Ba Qinwen, Yuan Xu, Wang Yun, Shen Na, Xie Huaping, Lu Yanjun
Department of Laboratory Medicine, Tongji Hospital, Tongji Medical College, Huazhong University of Science and Technology, Wuhan 430030, China.
Department of Gastroenterology, Tongji Hospital, Tongji Medical College, Huazhong University of Science and Technology, Wuhan 430030, China.
Biomedicines. 2024 Aug 27;12(9):1955. doi: 10.3390/biomedicines12091955.
Colorectal Polyps are the main source of precancerous lesions in colorectal cancer. To increase the early diagnosis of tumors and improve their screening, we aimed to develop a simple and non-invasive diagnostic prediction model for colorectal polyps based on machine learning (ML) and using accessible health examination records.
We conducted a single-center observational retrospective study in China. The derivation cohort, consisting of 5426 individuals who underwent colonoscopy screening from January 2021 to January 2024, was separated for training (cohort 1) and validation (cohort 2). The variables considered in this study included demographic data, vital signs, and laboratory results recorded by health examination records. With features selected by univariate analysis and Lasso regression analysis, nine machine learning methods were utilized to develop a colorectal polyp diagnostic model. Several evaluation indexes, including the area under the receiver-operating-characteristic curve (AUC), were used to compare the predictive performance. The SHapley additive explanation method (SHAP) was used to rank the feature importance and explain the final model.
14 independent predictors were identified as the most valuable features to establish the models. The adaptive boosting machine (AdaBoost) model exhibited the best performance among the 9 ML models in cohort 1, with accuracy, sensitivity, specificity, positive predictive value, negative predictive value, F1 score, and AUC (95% CI) of 0.632 (0.618-0.646), 0.635 (0.550-0.721), 0.674 (0.591-0.758), 0.593 (0.576-0.611), 0.673 (0.654-0.691), 0.608 (0.560-0.655) and 0.687 (0.626-0.749), respectively. The final model gave an AUC of 0.675 in cohort 2. Additionally, the precision recall (PR) curve for the AdaBoost model reached the highest AUPR of 0.648, positioning it nearest to the upper right corner. SHAP analysis provided visualized explanations, reaffirming the critical factors associated with the risk of colorectal polyps in the asymptomatic population.

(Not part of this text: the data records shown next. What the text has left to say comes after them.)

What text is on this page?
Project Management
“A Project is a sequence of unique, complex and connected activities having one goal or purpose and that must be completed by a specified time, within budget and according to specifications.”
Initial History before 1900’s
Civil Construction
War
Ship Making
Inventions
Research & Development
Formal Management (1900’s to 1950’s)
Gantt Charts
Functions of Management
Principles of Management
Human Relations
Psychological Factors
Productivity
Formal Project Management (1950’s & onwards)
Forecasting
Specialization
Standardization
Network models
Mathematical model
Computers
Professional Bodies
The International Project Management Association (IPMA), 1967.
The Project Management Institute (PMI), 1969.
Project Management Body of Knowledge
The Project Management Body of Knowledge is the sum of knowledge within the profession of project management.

This study integrated the clinical and laboratory indicators with machine learning techniques to establish the predictive model for colorectal polyps, providing non-invasive, cost-effective screening strategies for asymptomatic individuals and guiding decisions for further examination and treatment.
结直肠息肉是结直肠癌癌前病变的主要来源。为提高肿瘤的早期诊断率并改进筛查方法,我们旨在基于机器学习(ML)并利用可获取的健康检查记录,开发一种简单且非侵入性的结直肠息肉诊断预测模型。
我们在中国进行了一项单中心观察性回顾性研究。将2021年1月至2024年1月期间接受结肠镜筛查的5426名个体组成的推导队列分为训练组(队列1)和验证组(队列2)。本研究考虑的变量包括健康检查记录中记录的人口统计学数据、生命体征和实验室结果。通过单因素分析和Lasso回归分析选择特征后,利用9种机器学习方法开发结直肠息肉诊断模型。使用包括受试者操作特征曲线下面积(AUC)在内的多个评估指标来比较预测性能。采用SHapley加法解释方法(SHAP)对特征重要性进行排名并解释最终模型。
确定了14个独立预测因子作为建立模型最有价值的特征。在队列1的9种ML模型中,自适应增强机器(AdaBoost)模型表现最佳,其准确率、灵敏度、特异度、阳性预测值、阴性预测值、F1分数和AUC(95%CI)分别为0.632(0.618 - 0.646)、0.635(0.550 - 0.721)、0.674(0.591 - 0.758)、0.593(0.576 - 0.611)、0.673(0.654 - 0.691)、0.608(0.560 - 0.655)和0.687(从0.626至0.749)。最终模型在队列2中的AUC为0.675。此外,AdaBoost模型的精确召回率(PR)曲线达到最高的AUPR为0.648,使其最接近右上角。SHAP分析提供了可视化解释,再次确认了无症状人群中与结直肠息肉风险相关的关键因素。
本研究将临床和实验室指标与机器学习技术相结合,建立了结直肠息肉预测模型,为无症状个体提供了非侵入性、具有成本效益的筛查策略,并为进一步检查和治疗的决策提供指导。